1st Reading: Acts 2:36-41
Since God wants all to be saved, Peter calls those who crucified Jesus to repent and be saved
Peter said, “Therefore let the entire house of Israel know with certainty that God has made him both Lord and Messiah, this Jesus whom you crucified.” Now when they heard this, they were cut to the heart and said to Peter and to the other apostles, “Brothers, what should we do?” Peter said to them, “Repent, and be baptized every one of you in the name of Jesus Christ so that your sins may be forgiven; and you will receive the gift of the Holy Spirit. For the promise is for you, for your children, and for all who are far away, everyone whom the Lord our God calls to him.” And he testified with many other arguments and exhorted them, saying, “Save yourselves from this corrupt generation.” So those who welcomed his message were baptized, and that day about three thousand persons were added.

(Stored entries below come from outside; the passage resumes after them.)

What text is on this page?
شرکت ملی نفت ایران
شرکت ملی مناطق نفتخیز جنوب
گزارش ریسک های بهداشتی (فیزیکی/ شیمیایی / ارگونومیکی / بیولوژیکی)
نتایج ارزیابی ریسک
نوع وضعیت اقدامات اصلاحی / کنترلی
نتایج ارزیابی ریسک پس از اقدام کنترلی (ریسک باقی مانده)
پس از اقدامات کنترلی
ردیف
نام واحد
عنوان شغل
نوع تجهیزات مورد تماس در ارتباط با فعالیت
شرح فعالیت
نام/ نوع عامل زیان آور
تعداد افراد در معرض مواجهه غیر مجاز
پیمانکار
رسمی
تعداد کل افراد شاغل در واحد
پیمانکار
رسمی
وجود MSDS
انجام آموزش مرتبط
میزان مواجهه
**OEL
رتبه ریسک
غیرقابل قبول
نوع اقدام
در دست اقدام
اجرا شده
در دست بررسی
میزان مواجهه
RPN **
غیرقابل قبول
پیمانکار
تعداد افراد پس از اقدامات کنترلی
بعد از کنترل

Responsorial: from Psalm 33
Response: The earth is full of the goodness of the Lord
The word of the Lord is righteous,
and all his works are trustworthy.
He loves justice and right;
of the kindness of the Lord the earth is full.
See, the eyes of the Lord are upon those who fear him,
upon those who hope for his kindness,
To deliver them from death
and preserve them in spite of famine.
Our soul waits for the Lord,
who is our help and our shield.
May your kindness, O Lord, be upon us
who have put our hope in you.
Gospel: John 20:11-18
Mary Magdalene encounters the risen Jesus, but at first fails to recognise him
Mary stood weeping outside the tomb. As she wept, she bent over to look into the tomb; and she saw two angels in white, sitting where the body of Jesus had been lying, one at the head and the other at the feet. They said to her, “Woman, why are you weeping?” She said to them, “They have taken away my Lord, and I do not know where they have laid him.” When she had said this, she turned around and saw Jesus standing there, but she did not know that it was Jesus. Jesus said to her, “Woman, why are you weeping? Whom are you looking for?” Supposing him to be the gardener, she said to him, “Sir, if you have carried him away, tell me where you have laid him, and I will take him away.” Jesus said to her, “Mary!” She turned and said to him in Hebrew, “Rabbouni!” (which means Teacher). Jesus said to her, “Do not hold on to me, because I have not yet ascended to the Father. But go to my brothers and say to them, “I am ascending to my Father and your Father, to my God and your God.'” Mary Magdalene went and announced to the disciples, “I have seen the Lord; ” and she told them that he had said these things to her.
During the Global Pandemic, O Lord, may your words be on our lips, and in our hearts. May they give us courage and hope – and draw us nearer to you...
Gradually recognising him
A fascinating side of the Easter stories is how the risen Jesus was recognised only gradually by his closest friends. John’s report about Mary Magdalene challenging the gardener to hand back the body of Jesus conveys their stupor and confusion. All they hoped for at first was to be able to reverence his mortal remains. But when he calls Mary by her name (in Hebrew, Miriam,), she makes a joyful discovery: he was truly there, alive! Notice their eagerness to tell each other about him, to share their religious experience. “Go and tell” is a recurring theme in these Easter stories. Magdalene will tell the rest of the group, not just that he is alive, but that he is going back to the Father, his Father and theirs. The unique, special relationship conveyed by the phrase “my Father and your Father” is what the Magdalene recognises and passes on.
Then we have Peter, the church’s leading public witness, trying to help his Jewish people to recognise Jesus as their Messiah and saviour, even those who had called for his death by crucifixion. The kind of Messiah Peter had come to know wanted to call everyone to salvation, with their sins forgiven. All they need do to draw close to God was to welcome Jesus with faith, and receive the gift of his Spirit.
We too, in this Easter week, can come to recognise the various ways that Jesus is still alive among us, not only in the holy eucharist and in the Gospel we read, but also in our fellow-Christians, in the blessings of this world, and in whatever is best in our own selves.
Today’s gospel begins in sadness and ends in joy. In the early morning Mary Magdalene stood outside the tomb weeping. But it ends with joy when the Lord for whom she was grieving found her, and called her by name. We will find the Lord if we search for him, for he is never far away. He is the good shepherd who calls by name. He came to seek and to save the lost, and we need to let ourselves be met by him, as Magdalene was. She has something to teach us about seeking the Lord even in our grief.